Het is volgens hem niet van fundamenteel belang om te geloven dat een mens
behouden wordt door genade alleen en door geloof alleen (Efeze 2:8,9). De rooms-katholieke invulling van hoe een mens
behouden wordt, kan volgens hem ook. Iemand kan volgens Keller geloven in het
rooms-katholieke sacramentele evangelie en toch een medechristen zijn. De rooms-katholieke kerk
leert dat de wedergeboorte komt door de doop. Je komt door de doop in “de staat
van genade”. Als je sterft in die staat, dan kom je in de hemel. Het probleem
is dat je door het doen van doodzonden deze ‘staat van genade’ verliest. Wat
doodzonden zijn geeft de rooms-katholieke kerk aan. Door die zonden te biechten
aan een priester wordt je hersteld in de staat van genade, op het moment dat de
priester de absolutie, de vergeving over je uitspreekt. Het komt er op aan dat
je op het moment dat je sterft nog steeds in de staat van genade bent. Je
bereikt de hemel door zoveel mogelijk doodzonden te vermijden en door die
zonden, als je ze toch gedaan hebt, te biechten. Maar of je dat goed genoeg
hebt gedaan, weet je als rooms-katholiek nooit, dus echte zekerheid van behoud
kun je als katholiek niet hebben. Dit is nog steeds het officiële
rooms-katholieke standpunt, zoals dat bijvoorbeeld terug te vinden is in de Katechismus
van de Katholieke Kerk. In die Katechismus staat onder meer dat de sacramenten,
in het bijzonder de doop en de biecht, heilsnoodzakelijk zijn[i]. Bijbels
gezien is een kerk die officieel een vals evangelie leert een valse kerk. Voor Keller is het geen probleem dat de rooms-katholieke kerk
een on-Bijbelse verlossingsweg leert. Hij rekent de rooms-katholieke kerk tot
de bonafide christelijke kerken. Hij noemt de rooms-katholieke de grootste kerk
ter wereld (p. 102). 4. Keller
stuurt de christenen de weg van het contemplatieve christendom op In zijn gemeente wordt de
gemeenteleden een cursus aangeboden met de naam: “The way of the Monk” (De weg
van de monnik)[ii].
Een belangrijk onderdeel daarvan is het aanleren van de gebedstechniek van het centrerende
gebed. Andere namen voor deze gebedstechniek zijn: contemplatief gebed,
repetitief gebed of ademgebed. Het bestaat uit het langdurig telkens herhalen
van een gebedswoord of een kort zinnetje. Liefst op het ritme van de
ademhaling. Als je dat lang genoeg doet, dan ga je, zo luidt de theorie, God
ervaren. Dan krijg je belevingen van God. Deze techniek is on-Bijbels. Je vindt
in de Bijbel geen repetitief gebed. Jezus waarschuwt er zelfs tegen (Mattheus 6:7)[iii].
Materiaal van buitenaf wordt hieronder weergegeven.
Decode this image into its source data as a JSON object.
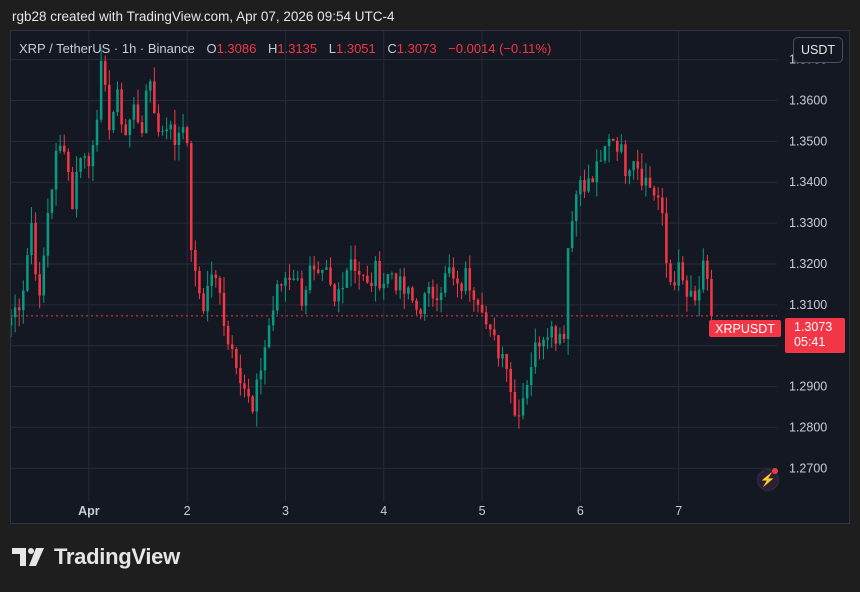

Centrerend of contemplatief gebed is een in christelijke termen verpakte
oosterse meditatietechniek. In plaats van het herhalen van de naam van een
Hindoe God wordt in de christelijke versie een Bijbelse term gebruikt.
Bijvoorbeeld: het woord Jezus of een zinnetje als “Jezus, Zoon van God ontferm
u over mij”. Het is een
concentratieoefening waarbij je gebruik maakt van een mantra. Je herhaalt de
mantra langzaam keer op keer. Het effect daarvan is dat het denken wordt gestopt,
waardoor je in een staat van passiviteit komt, met als gevolg dat je open komt
te staan voor het bovennatuurlijke, voor “het goddelijke”. Onder meer Henri
Nouwen beveelt deze on-Bijbelse meditatietechniek aan. In één van zijn boeken vertelt
hij dat hij door het toepassen van deze techniek verschijningen kreeg van
Jezus, van Maria, van Rooms-katholieke heiligen, van bekende hindoeďstische
leraren[iv]
en van de Dalai Lama. Passiviteit opent de deur voor de werking van boze
geesten. Die willen bovendien best mooie ervaringen geven, als ze daardoor
mensen in hun greep kunnen krijgen. Zie het artikel over het
contemplatieve christendom, speciaal het gedeelte dat gaat over contemplatief
gebed: www.toetsalles/htmldoc/contemplatievebeweging.ha.htm . Zie ook het artikel over meditatie en de Bijbel:
www.toetsalles/htmldoc/bijbel.meditatie1.htm De inhoud van een mantra
is op zich van weinig belang. Het stoppen van het denken wordt bereikt met elk
kort woord of zinnetje. Dat Keller zijn
gemeenteleden deze weg opstuurt zegt veel over de staat van het geestelijk
leven van hemzelf en zijn gemeenteleden. Immers als een christen Jezus volgt en
vervuld is met de Heilige Geest, dan beleeft hij van alles met God. En als je
God ervaart dan heeft de verzoeking om on-Bijbelse technieken zoals centrerend
gebed te gaan toepassen geen vat op je. Zie mijn studie over geloof, gevoel en
mystiek[v]. Als iemand het in dergelijke mystieke
technieken zoekt dan is er eerder iets misgegaan in het geestelijk leven. Als
je vervuld bent met Gods Geest, dan zoek je het niet in deze surrogaat ervaringen. 5. Keller
holt de hel uit De Bijbel spreekt over de
hel als de plaats waar de eeuwige straf wordt voltrokken. Dat is een Bijbelse
waarheid die niet goed valt bij de moderne mens. Het is daarom niet
verwonderlijk dat Keller in zijn pogingen om het evangelie te verkopen aan de
moderne mens een rookgordijn over dit onderdeel van de Bijbelse leer legt. Hij zegt dat de hel een
zelfgekozen identiteit is. Ik citeer: “De hel is iemands vrijwillig gekozen identiteit”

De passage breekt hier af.